Все-таки мне повезло: если бы мой лоб украшала тусклая шевелюра, из тех, что никак не могут решиться, пристать им к блондинам или к шатенам, лицо мое расплылось бы мутным пятном, и меня воротило бы от него.

Мой взгляд медленно и неохотно скользит вниз – на лоб, на щеки: ничего устойчивого, все зыбко. Само собой, нос, глаза и рот на месте, но все это лишено смысла, лишено даже человеческого выражения.

…то, что я вижу в зеркале, куда ниже обезьяны, это нечто на грани растительного мира, на уровне полипов. Я не отрицаю, это нечто живое, но не об этой жизни говорила Анни; я вижу какие-то легкие подергивания, вижу, как трепещет обильная, блеклая плоть. С такого близкого расстояния в особенности отвратительны глаза. Нечто стеклянистое, податливое, слепое, обведенное красным – ну в точности рыбья чешуя.

Всей тяжестью навалившись на фаянсовую раму, я приближаю свое лицо к стеклу, пока оно не упирается в него вплотную. Глаза, нос, рот исчезают – не остается ничего человеческого. Коричневатые морщины по обе стороны горячечно вспухших губ, трещины, бугорки. Широкие покатости щек покрыты светлым шелковистым пушком, из ноздрей торчат два волоска: ну прямо рельефная карта горных пород. И несмотря ни на что, этот призрачный мир мне знаком. Я не то чтобы УЗНАЮ его подробности. Но все вместе вызывает у меня ощущение «уже виденного», от этого я тупею и меня потихоньку клонит в сон.

<…> Я через силу пережевываю кусок хлеба, не решаясь его проглотить. Люди. Людей надо любить. Люди достойны восхищения. Сейчас меня вывернет наизнанку, и вдруг – вот она – Тошнота.

Тяжелый приступ – меня всего трясет. Уже целый час я чувствовал ее приближение, только не хотел себе в этом признаться. Этот вкус сыра во рту... Самоучка что-то лепечет, его голос вяло жужжит в моих ушах. Но я уже не слышу, что он говорит.

Я киваю, как автомат. Моя рука сжимает ручку десертного ножа. Я ЧУВСТВУЮ черную деревянную ручку. Ее держит моя рука. Моя рука. Лично я предпочел бы не трогать ножа: чего ради вечно к чему-нибудь прикасаться? Вещи созданы не для того, чтобы их трогали.

Надо стараться проскальзывать между ними, по возможности их не задевая.

Иногда возьмешь какую-нибудь из них в руки – и как можно скорее спешишь от нее отделаться. Нож падает на тарелку. При этом звуке седовласый господин вздрагивает и смотрит на меня. Я снова беру нож, прижимаю лезвием к столу, сгибаю его.

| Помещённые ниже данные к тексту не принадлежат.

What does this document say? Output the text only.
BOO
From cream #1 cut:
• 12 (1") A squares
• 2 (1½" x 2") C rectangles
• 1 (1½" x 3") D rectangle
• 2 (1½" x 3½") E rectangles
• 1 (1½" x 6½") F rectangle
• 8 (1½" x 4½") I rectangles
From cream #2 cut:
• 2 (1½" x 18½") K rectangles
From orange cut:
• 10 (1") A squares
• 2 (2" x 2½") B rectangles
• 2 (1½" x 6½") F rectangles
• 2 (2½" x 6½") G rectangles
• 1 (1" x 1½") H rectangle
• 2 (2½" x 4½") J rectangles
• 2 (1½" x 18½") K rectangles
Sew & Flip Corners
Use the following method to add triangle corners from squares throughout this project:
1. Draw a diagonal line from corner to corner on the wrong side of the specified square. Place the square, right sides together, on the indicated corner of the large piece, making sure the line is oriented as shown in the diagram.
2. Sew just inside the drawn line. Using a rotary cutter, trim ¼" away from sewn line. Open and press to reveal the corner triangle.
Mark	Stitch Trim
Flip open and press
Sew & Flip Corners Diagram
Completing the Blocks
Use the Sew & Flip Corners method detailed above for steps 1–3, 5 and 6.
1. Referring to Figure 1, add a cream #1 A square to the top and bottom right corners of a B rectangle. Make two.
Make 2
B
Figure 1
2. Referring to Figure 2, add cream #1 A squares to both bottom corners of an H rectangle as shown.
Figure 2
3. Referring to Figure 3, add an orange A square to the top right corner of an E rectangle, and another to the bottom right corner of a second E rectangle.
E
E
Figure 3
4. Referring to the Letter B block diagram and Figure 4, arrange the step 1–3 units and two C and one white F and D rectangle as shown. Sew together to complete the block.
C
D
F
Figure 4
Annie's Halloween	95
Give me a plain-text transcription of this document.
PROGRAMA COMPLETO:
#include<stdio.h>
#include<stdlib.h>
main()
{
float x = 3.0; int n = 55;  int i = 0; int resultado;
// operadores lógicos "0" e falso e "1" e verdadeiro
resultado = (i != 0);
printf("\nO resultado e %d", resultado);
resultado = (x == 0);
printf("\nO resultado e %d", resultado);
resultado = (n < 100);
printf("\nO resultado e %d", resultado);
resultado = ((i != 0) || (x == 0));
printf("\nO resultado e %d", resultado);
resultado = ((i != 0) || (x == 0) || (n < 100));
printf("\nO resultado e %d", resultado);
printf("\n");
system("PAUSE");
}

Так вот что такое Тошнота, значит, она и есть эта бьющая в глаза очевидность? А я-то ломал себе голову! И писал о ней невесть что! Теперь я знаю: я существую, мир существует, и я знаю, что мир существует. Вот и все. Но мне это безразлично. Странно, что все мне настолько безразлично, меня это пугает. А пошло это с того злополучного дня, когда я хотел бросить в воду гальку. Я уже собрался швырнуть камень, поглядел на него, и тут-то все и началось: я почувствовал, что он существует. После этого Тошнота повторилась еще несколько раз: время от времени предметы начинают существовать в твоей руке. Приступ был в «Приюте путейцев», а до этого, когда однажды ночью я смотрел в окно, а потом еще в воскресенье в городском парке и еще несколько раз. Но таким жестоким, как сегодня, он не был ни разу.

 

<…> Я говорю «я» – но понятие это утратило для меня смысл. Я настолько предан забвению, что мне трудно почувствовать самого себя. Реального во мне осталось только существование, и оно чувствует, что существует. Я долго, беззвучно зеваю. Никого. Антуан Рокантен не существует Ни-для-кого. Забавно. А что такое вообще Антуан Рокантен? Нечто абстрактное. Тусклое воспоминание обо мне мерцает в моем сознании. Антуан Рокантен... И вдруг «я» начинает тускнеть, все больше и больше – кончено: оно угасло совсем.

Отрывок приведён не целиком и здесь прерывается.